In 1992, a study revealed a 68% in vivo failure rate of chloroquine malaria treatment (62% in vitro), with 24% resistance to quinine. These findings were confirmed by in vitro chemosensitivity conducted at the Pasteur Institute (1993–1996), which also indicated resistance to halofantrine.

The dengue vector in French Guiana is Aedes aegypti and the 1, 2, and 4 virus types circulate in an endemic-epidemic mode. An epidemic wave caused by the dengue-2 serotype was observed from July 1991 to October 1992. During that period 40 cases of dengue hemorrhagic fever were registered, including six deaths. In December 1995, this serotype reappeared mainly in Cayenne. There has been a new outbreak of the disease since the last quarter of 1996 with distribution of dengue-1 in Kourou and dengue-2 in Cayenne.

Cholera and other communicable intestinal diseases. Together with malaria, diarrhea is the principal reason for consultation and observation in the departmental health centers. Typhoid breaks out in small epidemics, mainly in the communities in the Maroni region.

The first case of cholera was reported in French Guiana in 1991. Between December 1991 and November 1994, 22 cases of cholera were reported, 55% of which originated in rural areas. No case of cholera has been reported in French Guiana since November 1994.

Acquired Immunodeficiency Syndrome. Since the beginning of the epidemic, 588 cases of AIDS have been reported in French Guiana. Women account for 38.4% of all cases; 30–39-year-olds are the most affected age group (38.8%), followed by the 40–49-year age group (17.7%), and the 20–29-year age group (15.6%). Transmission in 79.2% of cases is heterosexual. While mother-to-fetus transmission is a striking aspect, representing 58 cases (9.9% of all cases), transmission in a drug-abuse context is very low (2%). Of the cases reported, 57.8% died as of 31 December 1996.

"Tritherapy" or multi-drug treatment of AIDS began in August 1996, and patients have access to viral-load measurement. In 1997 French Guiana embarked on a "strategic programming" process to address this high-priority disease.

Tuberculosis and Leprosy. In 1995, 69 cases of tuberculosis were registered. The predominance of the disease among males in 1994 (male-to-female ratio of 2.2:1) appears to have tapered off (male-to-female ratio of 1.16:1 in 1995). Two-thirds of tuberculosis cases are found among immigrants from Brazil, Haiti, and Suriname. The tuberculosis/HIV co-infection rate was 19% in 1995. Poverty and marginality, which have been exacerbated since 1993 in French Guiana, are factors that probably encourage transmission of tuberculosis.

In French Guiana, 15 to 20 new cases of leprosy are detected each year. The paucibacillary forms predominate (nearly 80%). Since 1986, the incidence of leprosy has dropped by half and ranges from 0.08 to 0.15 per 1,000. Prevalence has shown a steady decrease, from 3.2 per 1,000 in 1985 to 1.1 per 1,000 in 1995.

Noncommunicable Diseases and Other Health-Related Problems

Nutritional and Metabolic Disorders. Protein-energy malnutrition mainly affects the black population of the Maroni region, particularly in babies being weaned. There are 15 to 20 hospitalizations per year for severe infant malnutrition (kwashiorkor, marasmus, and mixed forms) at the Saint Laurent Hospital in Maroni. Infant protein-energy malnutrition in the black population is linked to a number of factors, mainly reduced interest in breast-feeding and belief systems regarding infant feeding.

Malignant tumors. Cancers are the leading cause of death in the 35–64-year age group. In men, cancer mainly affects the digestive system, the prostate, and the respiratory system. In women, the most frequent are tumors of the digestive system (37%) and cancer of the uterus (20%).

Mental and behavioral disorders.
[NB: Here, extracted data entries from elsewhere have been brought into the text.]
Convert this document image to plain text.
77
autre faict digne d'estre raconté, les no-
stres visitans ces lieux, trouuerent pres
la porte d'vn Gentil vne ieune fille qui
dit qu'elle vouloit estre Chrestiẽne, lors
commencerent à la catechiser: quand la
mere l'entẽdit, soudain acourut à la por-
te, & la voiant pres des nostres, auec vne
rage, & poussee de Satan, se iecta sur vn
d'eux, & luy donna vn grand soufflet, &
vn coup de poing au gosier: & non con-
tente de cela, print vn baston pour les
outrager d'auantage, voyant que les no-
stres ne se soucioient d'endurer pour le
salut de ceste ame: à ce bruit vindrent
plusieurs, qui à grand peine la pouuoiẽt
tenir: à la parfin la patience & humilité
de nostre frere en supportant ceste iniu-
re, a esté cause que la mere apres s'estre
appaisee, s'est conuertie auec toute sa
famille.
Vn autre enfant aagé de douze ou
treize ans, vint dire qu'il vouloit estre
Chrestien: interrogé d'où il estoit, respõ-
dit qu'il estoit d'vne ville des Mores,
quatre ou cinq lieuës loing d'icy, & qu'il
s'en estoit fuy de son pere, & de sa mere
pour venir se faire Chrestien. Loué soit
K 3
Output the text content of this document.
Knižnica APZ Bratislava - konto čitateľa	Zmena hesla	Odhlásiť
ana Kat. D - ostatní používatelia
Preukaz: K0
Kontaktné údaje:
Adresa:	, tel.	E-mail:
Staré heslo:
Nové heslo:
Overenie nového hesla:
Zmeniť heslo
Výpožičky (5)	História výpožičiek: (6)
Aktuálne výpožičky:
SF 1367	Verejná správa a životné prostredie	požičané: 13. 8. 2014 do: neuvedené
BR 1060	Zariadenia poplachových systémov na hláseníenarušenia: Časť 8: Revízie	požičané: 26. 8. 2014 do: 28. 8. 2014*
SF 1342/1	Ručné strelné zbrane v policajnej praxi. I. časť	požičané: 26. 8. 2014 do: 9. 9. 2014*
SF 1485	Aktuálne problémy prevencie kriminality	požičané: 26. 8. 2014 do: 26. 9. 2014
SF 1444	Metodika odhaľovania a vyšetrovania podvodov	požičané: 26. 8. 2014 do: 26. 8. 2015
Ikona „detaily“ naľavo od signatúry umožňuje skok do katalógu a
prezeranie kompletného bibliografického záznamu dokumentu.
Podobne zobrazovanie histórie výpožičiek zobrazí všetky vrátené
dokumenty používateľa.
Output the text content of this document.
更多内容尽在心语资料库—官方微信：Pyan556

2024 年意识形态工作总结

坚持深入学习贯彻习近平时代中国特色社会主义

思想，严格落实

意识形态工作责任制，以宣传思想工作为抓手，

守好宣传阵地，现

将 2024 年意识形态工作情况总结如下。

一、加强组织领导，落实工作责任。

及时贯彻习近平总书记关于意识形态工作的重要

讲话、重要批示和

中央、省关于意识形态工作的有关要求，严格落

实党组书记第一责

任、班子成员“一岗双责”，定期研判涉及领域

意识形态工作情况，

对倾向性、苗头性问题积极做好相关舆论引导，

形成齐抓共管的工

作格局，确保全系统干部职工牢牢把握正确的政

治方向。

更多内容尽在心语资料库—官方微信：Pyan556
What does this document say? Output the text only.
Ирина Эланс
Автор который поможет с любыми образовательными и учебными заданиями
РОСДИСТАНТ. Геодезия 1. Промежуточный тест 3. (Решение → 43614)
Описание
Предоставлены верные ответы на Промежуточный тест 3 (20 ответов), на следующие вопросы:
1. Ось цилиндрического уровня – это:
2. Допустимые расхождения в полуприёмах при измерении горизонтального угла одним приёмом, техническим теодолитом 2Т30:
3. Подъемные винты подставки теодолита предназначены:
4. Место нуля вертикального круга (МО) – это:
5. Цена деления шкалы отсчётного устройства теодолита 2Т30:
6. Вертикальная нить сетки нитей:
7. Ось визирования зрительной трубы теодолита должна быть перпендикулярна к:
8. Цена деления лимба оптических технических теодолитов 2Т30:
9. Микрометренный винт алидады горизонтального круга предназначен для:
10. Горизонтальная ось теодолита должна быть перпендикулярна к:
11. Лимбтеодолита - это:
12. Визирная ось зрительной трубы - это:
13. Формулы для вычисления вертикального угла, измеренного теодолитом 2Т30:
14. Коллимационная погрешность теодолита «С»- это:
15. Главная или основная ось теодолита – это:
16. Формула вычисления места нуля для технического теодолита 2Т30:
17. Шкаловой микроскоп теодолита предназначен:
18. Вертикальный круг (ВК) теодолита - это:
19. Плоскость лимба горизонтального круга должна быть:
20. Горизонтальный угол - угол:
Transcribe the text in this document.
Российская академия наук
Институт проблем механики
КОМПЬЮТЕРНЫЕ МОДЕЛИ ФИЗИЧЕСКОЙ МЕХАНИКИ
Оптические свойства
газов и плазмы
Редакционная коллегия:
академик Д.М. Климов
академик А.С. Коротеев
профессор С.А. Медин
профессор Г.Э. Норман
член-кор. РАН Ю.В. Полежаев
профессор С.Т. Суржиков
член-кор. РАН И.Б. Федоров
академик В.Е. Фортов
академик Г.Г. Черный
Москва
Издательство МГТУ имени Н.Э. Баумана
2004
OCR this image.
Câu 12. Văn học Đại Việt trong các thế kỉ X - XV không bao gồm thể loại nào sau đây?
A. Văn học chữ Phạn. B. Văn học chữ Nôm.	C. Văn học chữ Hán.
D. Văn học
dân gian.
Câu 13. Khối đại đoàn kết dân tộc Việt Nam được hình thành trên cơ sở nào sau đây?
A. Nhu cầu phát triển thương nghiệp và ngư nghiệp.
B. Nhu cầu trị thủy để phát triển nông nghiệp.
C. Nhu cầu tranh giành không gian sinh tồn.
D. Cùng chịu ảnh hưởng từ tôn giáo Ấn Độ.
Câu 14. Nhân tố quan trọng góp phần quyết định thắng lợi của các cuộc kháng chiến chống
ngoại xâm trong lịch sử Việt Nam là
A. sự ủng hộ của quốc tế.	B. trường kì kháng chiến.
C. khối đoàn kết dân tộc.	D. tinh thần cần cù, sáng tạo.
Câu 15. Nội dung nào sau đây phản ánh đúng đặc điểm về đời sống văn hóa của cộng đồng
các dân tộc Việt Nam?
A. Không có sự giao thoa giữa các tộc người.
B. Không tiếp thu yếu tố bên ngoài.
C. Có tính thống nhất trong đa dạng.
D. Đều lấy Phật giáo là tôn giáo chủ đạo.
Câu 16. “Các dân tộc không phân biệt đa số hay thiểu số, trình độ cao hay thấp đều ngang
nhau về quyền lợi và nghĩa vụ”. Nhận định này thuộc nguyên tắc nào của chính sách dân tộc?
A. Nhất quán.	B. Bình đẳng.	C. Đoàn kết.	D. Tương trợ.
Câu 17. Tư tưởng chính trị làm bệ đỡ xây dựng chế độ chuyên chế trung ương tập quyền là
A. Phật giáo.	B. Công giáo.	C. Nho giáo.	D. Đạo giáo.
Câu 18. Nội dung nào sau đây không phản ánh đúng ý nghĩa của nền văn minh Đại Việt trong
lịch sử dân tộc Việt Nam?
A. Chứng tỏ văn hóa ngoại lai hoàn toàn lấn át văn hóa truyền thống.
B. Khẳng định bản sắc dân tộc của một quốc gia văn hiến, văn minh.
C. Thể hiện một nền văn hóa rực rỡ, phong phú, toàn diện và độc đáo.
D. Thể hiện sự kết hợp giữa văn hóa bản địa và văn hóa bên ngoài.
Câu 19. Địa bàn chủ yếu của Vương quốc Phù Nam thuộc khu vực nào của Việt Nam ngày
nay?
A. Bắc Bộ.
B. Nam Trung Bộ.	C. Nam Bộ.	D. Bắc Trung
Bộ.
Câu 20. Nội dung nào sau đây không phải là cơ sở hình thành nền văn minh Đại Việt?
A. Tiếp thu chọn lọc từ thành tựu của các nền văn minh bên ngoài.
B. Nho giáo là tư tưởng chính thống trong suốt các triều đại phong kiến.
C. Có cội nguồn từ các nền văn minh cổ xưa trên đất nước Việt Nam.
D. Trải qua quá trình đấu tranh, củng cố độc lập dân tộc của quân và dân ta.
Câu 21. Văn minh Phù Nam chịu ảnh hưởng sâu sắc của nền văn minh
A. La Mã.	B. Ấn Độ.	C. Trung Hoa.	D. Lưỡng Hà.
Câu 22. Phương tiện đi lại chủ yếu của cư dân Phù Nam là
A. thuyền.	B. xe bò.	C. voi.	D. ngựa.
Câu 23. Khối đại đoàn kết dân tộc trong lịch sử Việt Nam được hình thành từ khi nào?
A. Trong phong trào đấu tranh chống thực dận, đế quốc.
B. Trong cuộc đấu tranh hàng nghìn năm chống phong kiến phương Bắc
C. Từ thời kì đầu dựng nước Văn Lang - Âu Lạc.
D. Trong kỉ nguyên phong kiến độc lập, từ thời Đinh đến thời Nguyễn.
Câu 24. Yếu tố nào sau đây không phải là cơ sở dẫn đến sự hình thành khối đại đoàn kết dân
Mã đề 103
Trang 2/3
French Guiana has conducted few studies on its inhabitants suffering from mental disorders. Hospital data, however, indicate a general increase in activity in recent years, especially in child and juvenile psychiatry. The data reveal a high percentage of forcibly hospitalized patients (30.6% in 1993, while the national average was 21%); a lack of suitable structures for stabilized illnesses or handicaps, resulting in hospitalizations not justified in terms of psychiatry; and the onerous burden of health coverage for drug addicts. In 1993, drug addicts accounted for 22.6% of hospitalizations and 73% of forcible hospitalizations. Fifty percent of hospitalized drug addicts have an associated severe psychiatric disorder.

According to a recent study on drug addicts treated at the care establishments, 7% used crack cocaine, 59% are between the ages of 20 and 34, and 66% are out of work (compared with 14% of addicts with stable jobs).

There is a dearth of information on alcohol-related morbidity, but 3% of all deaths appeared to be alcohol-related.

 

RESPONSE OF THE HEALTH SYSTEM

National Health Plans and Policies 

The State Department of Health is part of France's Ministry of Labor and Social Affairs. Other participants in health activities are the Ministry of the Interior (drug abuse programs), the Environment, Agriculture (food safety) and National Education (school health). 

A 1992 law provides that all persons residing in France and in French Departments have the right to financial assistance for medical treatment costs in case of need. Access to medical attention for the poor is organized by the Department in which they live. The Department pays either the entire cost or the "ticket moderateur," which is a portion ranging from 0% to 65% depending on the nature of the illness, the care provided, or the type of medication. The costs of care to the homeless are paid by the State. 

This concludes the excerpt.